Dia menyebutkan untuk penjualan ekspor menyumbang 2% dari total bisnis perusahaan. Sedangkan 98% penjualan memang masih di Indonesia. Saat ini kontributor produk terbesar yang diekspor adalah Sariayu Martha Tilaar.

Dalam menjalankan bisnis, Martha Tilaar Group melalui unit bisnis yakni Martina Berto dan Cedefindo Contract Manufacturing berupaya memenuhi kebutuhan konsumen yang tersembunyi.

"Bagi kami, persaingan apapun di industri apapun termasuk di industri beauty personal care dan kosmetik selalu ada sepanjang zaman tinggal siapa pesaingnya dan bagaimana persaingannya," ujar Bryan.

Bryan mengungkapkan, untuk bersaing dan berhadapan dengan produk perawatan kecantikan asing, perseroan mempertahankan dan meningkatkan brand dan customer ekuitas atas produk yang dikelola. Kemudian juga dilakukan penjualan yang unik dan berbeda dengan produk lain.

"Misalnya, kita tekankan yang alami, aman, clean beauty dan halal secara satu kesatuan yang lengkap. Lalu juga warna-warna yang sesuai kebutuhan konsumen milenial," jelas dia.

Selain itu, perseroan juga memiliki innovation center.

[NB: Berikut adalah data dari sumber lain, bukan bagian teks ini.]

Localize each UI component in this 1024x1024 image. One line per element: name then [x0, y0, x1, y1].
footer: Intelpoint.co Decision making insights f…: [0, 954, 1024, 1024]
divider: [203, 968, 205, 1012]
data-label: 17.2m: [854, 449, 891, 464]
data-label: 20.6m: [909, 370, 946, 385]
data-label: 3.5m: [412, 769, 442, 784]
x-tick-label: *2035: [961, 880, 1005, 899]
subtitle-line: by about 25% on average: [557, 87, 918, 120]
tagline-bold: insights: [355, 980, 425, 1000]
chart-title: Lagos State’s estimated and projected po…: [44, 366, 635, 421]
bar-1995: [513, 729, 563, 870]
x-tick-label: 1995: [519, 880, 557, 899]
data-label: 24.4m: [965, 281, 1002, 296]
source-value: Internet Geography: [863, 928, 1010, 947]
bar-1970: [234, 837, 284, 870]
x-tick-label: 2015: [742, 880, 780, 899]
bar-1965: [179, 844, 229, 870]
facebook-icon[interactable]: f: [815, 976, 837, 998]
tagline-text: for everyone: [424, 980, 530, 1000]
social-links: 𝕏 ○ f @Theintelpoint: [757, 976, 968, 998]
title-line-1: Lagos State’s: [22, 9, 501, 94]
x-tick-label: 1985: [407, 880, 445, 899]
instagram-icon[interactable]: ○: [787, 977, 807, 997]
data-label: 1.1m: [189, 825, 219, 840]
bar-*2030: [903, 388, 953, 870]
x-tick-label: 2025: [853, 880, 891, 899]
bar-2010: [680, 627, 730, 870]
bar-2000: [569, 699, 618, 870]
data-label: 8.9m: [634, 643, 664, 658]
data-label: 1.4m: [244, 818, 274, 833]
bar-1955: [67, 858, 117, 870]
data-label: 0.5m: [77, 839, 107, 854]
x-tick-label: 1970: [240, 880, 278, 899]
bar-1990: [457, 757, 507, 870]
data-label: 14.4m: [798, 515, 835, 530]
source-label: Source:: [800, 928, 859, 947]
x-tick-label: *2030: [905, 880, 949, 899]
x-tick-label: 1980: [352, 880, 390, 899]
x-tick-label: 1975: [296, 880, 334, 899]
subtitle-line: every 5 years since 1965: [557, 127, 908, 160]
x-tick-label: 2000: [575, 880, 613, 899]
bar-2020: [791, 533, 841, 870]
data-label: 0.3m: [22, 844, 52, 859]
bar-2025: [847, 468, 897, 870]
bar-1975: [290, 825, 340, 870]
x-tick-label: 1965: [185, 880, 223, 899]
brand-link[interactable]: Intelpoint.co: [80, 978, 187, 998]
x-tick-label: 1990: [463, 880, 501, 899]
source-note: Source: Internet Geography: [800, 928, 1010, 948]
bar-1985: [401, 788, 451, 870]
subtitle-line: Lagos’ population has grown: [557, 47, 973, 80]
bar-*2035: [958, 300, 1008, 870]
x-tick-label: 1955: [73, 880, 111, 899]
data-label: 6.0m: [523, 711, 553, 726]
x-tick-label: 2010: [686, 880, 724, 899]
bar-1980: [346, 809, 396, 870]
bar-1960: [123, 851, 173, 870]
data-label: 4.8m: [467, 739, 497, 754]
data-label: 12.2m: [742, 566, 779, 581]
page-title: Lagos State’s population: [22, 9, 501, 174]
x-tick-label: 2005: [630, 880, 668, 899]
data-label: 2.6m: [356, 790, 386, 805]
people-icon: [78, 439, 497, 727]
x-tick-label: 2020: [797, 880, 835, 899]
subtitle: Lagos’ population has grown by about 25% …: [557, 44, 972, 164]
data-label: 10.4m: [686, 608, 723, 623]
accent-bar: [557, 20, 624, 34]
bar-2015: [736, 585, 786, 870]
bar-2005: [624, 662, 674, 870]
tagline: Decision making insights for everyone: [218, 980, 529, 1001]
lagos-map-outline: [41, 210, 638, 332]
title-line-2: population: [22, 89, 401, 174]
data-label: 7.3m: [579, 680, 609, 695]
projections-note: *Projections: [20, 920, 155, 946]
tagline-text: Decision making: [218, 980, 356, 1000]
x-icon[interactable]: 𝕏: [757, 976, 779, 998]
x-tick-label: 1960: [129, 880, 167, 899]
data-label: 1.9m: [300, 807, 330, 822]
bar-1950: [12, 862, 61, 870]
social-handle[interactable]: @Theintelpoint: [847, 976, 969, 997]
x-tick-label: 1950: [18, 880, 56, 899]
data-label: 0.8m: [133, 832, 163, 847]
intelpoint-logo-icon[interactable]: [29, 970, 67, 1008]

Yakni tempat untuk meriset dan mengeluarkan inovasi produk baru baik lewat formula baru, kemasan baru sampai rejuvenate product.

Untuk tahun 2019 misalnya, perseroan meluncurkan Sariayu Color Trend dengan Inspirasi Warna Indonesia yang sangat cocok dan pas dengan kebutuhan konsumen milenial.

"Kami juga melakukan promosi dan publikasi juga lewat sosial media secara sangat massif. Inovasi juga kami lakukan melalui produk-produk organik seperti Solusi Organic," ujarnya.

Mengutip laporan keuangan periode 30 Juni 2019 penjualan neto Martina Berto tercatat Rp 242,53 miliar dengan laba bruto Rp 105,47 miliar.

Sedangkan untuk periode keseluruhan tahun 2018, penjualan tercatat Rp 502,51 miliar. Dengan komposisi penjualan kosmetik Rp 414,27 miliar, jamu Rp 2,8 miliar dan lain-lain Rp 85,37 miliar.

Untuk laba bruto tercatat Rp 213,709 miliar. Dengan komposisi laba bruto dari penjualan kosmetik Rp 185,07 miliar, jamu Rp 1,3 miliar dan lain-lain 27,33 miliar.